Константин Леонтьев (Волкогонова) - страница 273

.

Под впечатлением встречи молодой человек написал про Константина Николаевича стихотворение с говорящим названием — «Чародей». Леонтьев, узнав про это, попросил дать ему это стихотворение прочитать. В архиве сохранилась леонтьевская правка восторженных виршей. В варианте, представленном Александровым на суд Константина Николаевича, были такие строки:

Вокруг него внимательной толпою
Стояли мы… Глагол его звучал,
Лился широкой, бурною рекою,
Небесным громом громыхал.
Громил он дух мельчающего века
И отживающей Европы торжество
И рабство русского пред нею человека,
Холопство давнее его.

Наверное, такое описание Леонтьеву понравилось — во всяком случае, эти строки сохранились неизмененными. Зато после просмотра Леонтьева Александров добавил к своей первоначальной версии еще одну строфу:

Поклонник красоты, всего другого прежде,
За прозу жалкую он с веком враждовал,
В истории, в характерах, в одежде, —
Во всем прекрасного искал [689].

Подсказал ли ему Леонтьев обратить внимание на свой эстетизм или автор сам заметил эту черту, — не знаю. Но позднее Александров вспоминал, что эстетизм Константина Николаевича заставлял его учить хорошим манерам не только своих домочадцев — Варю с Александром, но даже нищих, обращавшихся к нему за подаянием (и обыкновенно не встречавших отказа). Он хотел, чтобы и подаяние просили живописно — так велико было в нем отталкивание от всего уродливого и неизящного.

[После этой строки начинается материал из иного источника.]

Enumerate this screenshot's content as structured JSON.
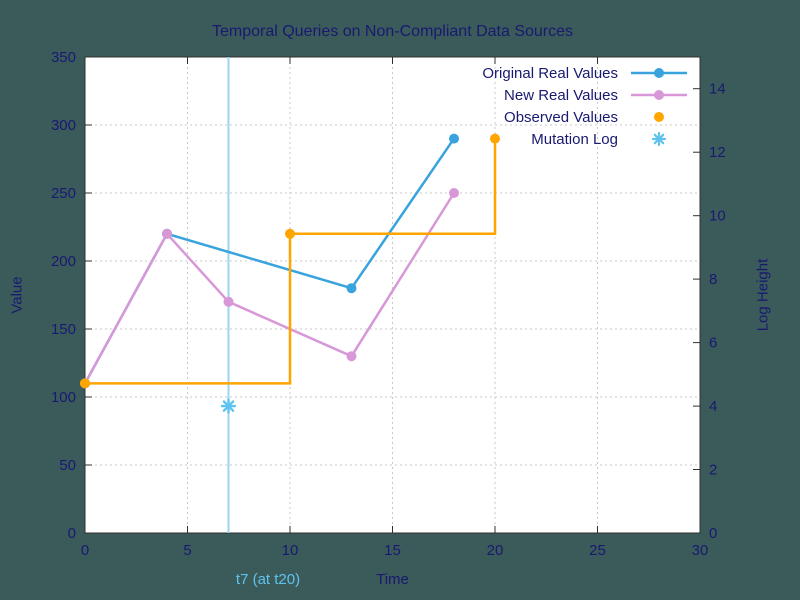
{
  "window": {
    "background": "#3b5b5b"
  },
  "chart_data": {
    "type": "line",
    "title": "Temporal Queries on Non-Compliant Data Sources",
    "xlabel": "Time",
    "ylabel": "Value",
    "y2label": "Log Height",
    "xlim": [
      0,
      30
    ],
    "ylim": [
      0,
      350
    ],
    "y2lim": [
      0,
      15
    ],
    "xticks": [
      0,
      5,
      10,
      15,
      20,
      25,
      30
    ],
    "yticks": [
      0,
      50,
      100,
      150,
      200,
      250,
      300,
      350
    ],
    "y2ticks": [
      0,
      2,
      4,
      6,
      8,
      10,
      12,
      14
    ],
    "grid": true,
    "legend_position": "top-right-inside",
    "colors": {
      "plot_bg": "#ffffff",
      "text": "#191970",
      "grid": "#c9c9c9",
      "border": "#303030"
    },
    "vline": {
      "x": 7,
      "color": "#9bd5f3",
      "label": "t7 (at t20)",
      "label_color": "#5fc3ee"
    },
    "series": [
      {
        "name": "Original Real Values",
        "style": "linespoints",
        "color": "#38a3dc",
        "axis": "y1",
        "points": [
          [
            0,
            110
          ],
          [
            4,
            220
          ],
          [
            13,
            180
          ],
          [
            18,
            290
          ]
        ]
      },
      {
        "name": "New Real Values",
        "style": "linespoints",
        "color": "#d898d8",
        "axis": "y1",
        "points": [
          [
            0,
            110
          ],
          [
            4,
            220
          ],
          [
            7,
            170
          ],
          [
            13,
            130
          ],
          [
            18,
            250
          ]
        ]
      },
      {
        "name": "Observed Values",
        "style": "steps-points",
        "color": "#ffa500",
        "axis": "y1",
        "points": [
          [
            0,
            110
          ],
          [
            10,
            220
          ],
          [
            20,
            290
          ]
        ]
      },
      {
        "name": "Mutation Log",
        "style": "asterisk-point",
        "color": "#5fc3ee",
        "axis": "y2",
        "points": [
          [
            7,
            4
          ]
        ]
      }
    ]
  }
}
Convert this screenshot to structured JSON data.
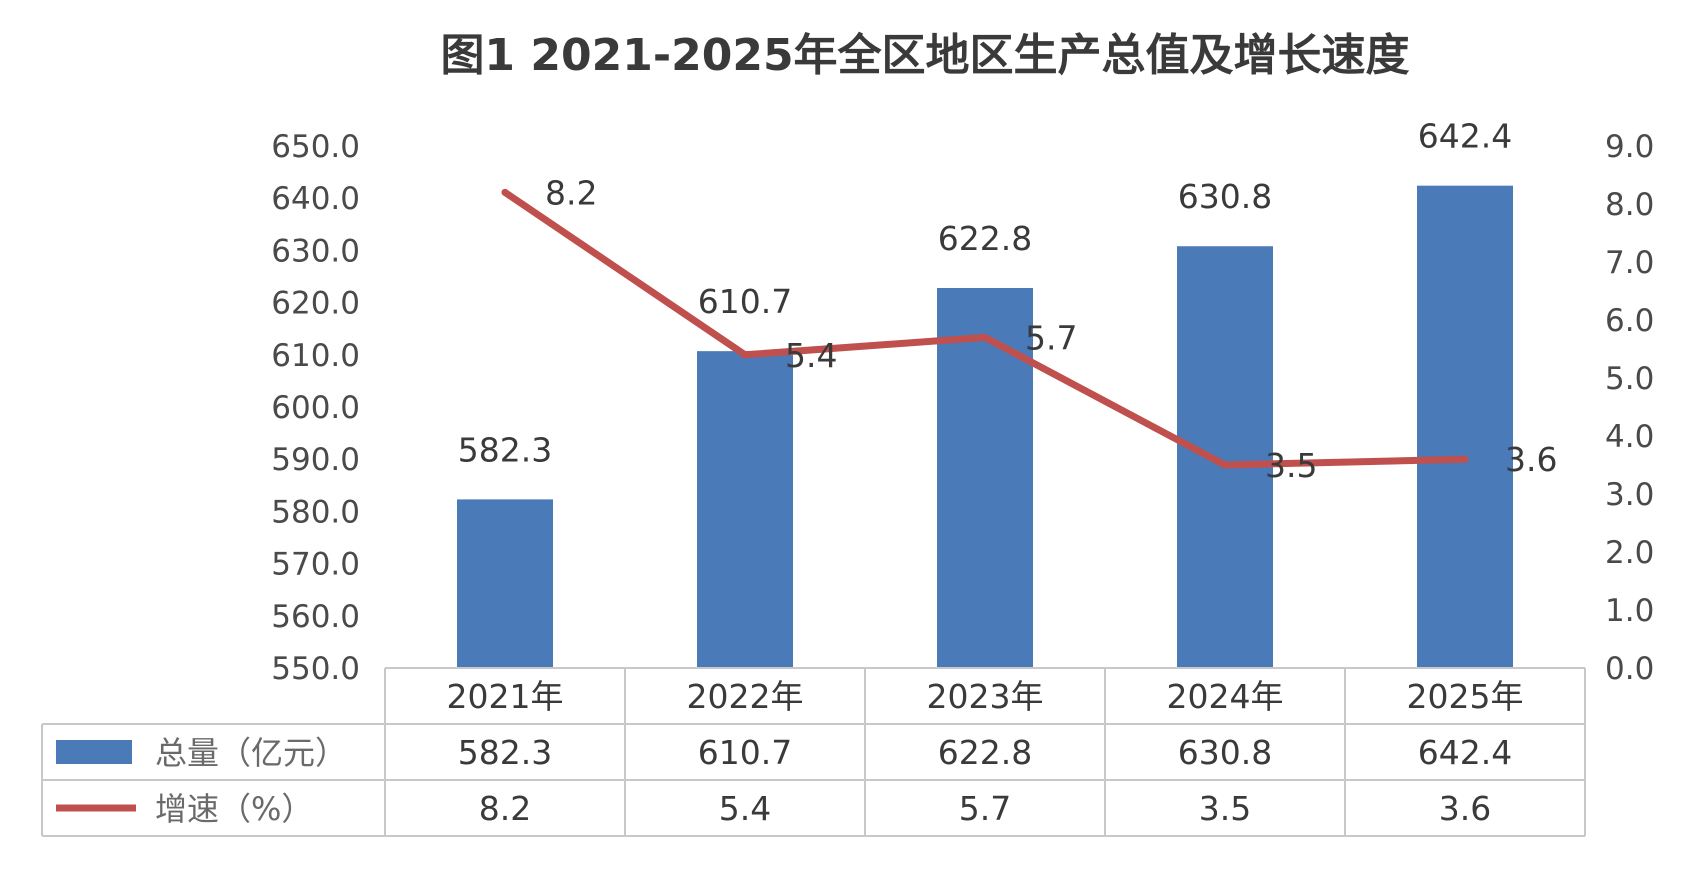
{
  "chart_data": {
    "type": "bar",
    "title": "图1  2021-2025年全区地区生产总值及增长速度",
    "categories": [
      "2021年",
      "2022年",
      "2023年",
      "2024年",
      "2025年"
    ],
    "series": [
      {
        "name": "总量（亿元）",
        "type": "bar",
        "axis": "left",
        "color": "#4a7ab8",
        "values": [
          582.3,
          610.7,
          622.8,
          630.8,
          642.4
        ]
      },
      {
        "name": "增速（%）",
        "type": "line",
        "axis": "right",
        "color": "#c0504d",
        "values": [
          8.2,
          5.4,
          5.7,
          3.5,
          3.6
        ]
      }
    ],
    "ylim_left": [
      550,
      650
    ],
    "yticks_left": [
      "650.0",
      "640.0",
      "630.0",
      "620.0",
      "610.0",
      "600.0",
      "590.0",
      "580.0",
      "570.0",
      "560.0",
      "550.0"
    ],
    "ylim_right": [
      0,
      9
    ],
    "yticks_right": [
      "9.0",
      "8.0",
      "7.0",
      "6.0",
      "5.0",
      "4.0",
      "3.0",
      "2.0",
      "1.0",
      "0.0"
    ],
    "data_labels_bar": [
      "582.3",
      "610.7",
      "622.8",
      "630.8",
      "642.4"
    ],
    "data_labels_line": [
      "8.2",
      "5.4",
      "5.7",
      "3.5",
      "3.6"
    ],
    "data_table": true,
    "grid": false
  }
}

Другой молодой поклонник Леонтьева, Григорий Замараев, рассказывая о вечерах у Астафьева, тоже подметил некоторые присущие Леонтьеву особенности, вытекающие из его развитого эстетического чувства. Иногда на этих вечерах, после оживленных философских споров, пели. Но Константин Николаевич, слушая пение, «весьма редко глядел на поющего: для этого нужно было иметь певцу особенно счастливую, изящную наружность, которая не портила бы впечатления». Еще характернее другое наблюдение Замараева: Леонтьев не любил, чтобы ему подавали зажженную спичку, когда закуривал свои папироски, — «из опасения увидать не совсем чистые ногти он всегда спешил взять спичку в свои пальцы» [690].

На «пятницах» Леонтьев и Астафьев не раз горячо спорили — «пока наконец слабый здоровьем и очень нервный Константин Николаевич не заявлял, что больше спорить он с Петром Евгеньевичем не может, потому что и голосу для этого не хватает, и для здоровья вредно, и слух раздражается»[691]. В конце концов из-за этих споров произошел «маленький раскол» — Леонтьев перестал приходить на «пятницы». Некоторые молодые люди, продолжая посещать Астафьева, стали бывать и у Леонтьева. Так зимой 1883/84 года вокруг Константина Николаевича постепенно сложился небольшой кружок «избранных»; встречались в его квартире, похожей убранством и строгим порядком на монастырскую келью. Иногда у Леонтьева собирались 10–15 человек — кто-то больше не приходил, а кто-то, подпав под обаяние личности Леонтьева, становился его преданным учеником. Ближе всех, наверное, к Константину Николаевичу стал Иван Кристи, на которого он возлагал большие надежды.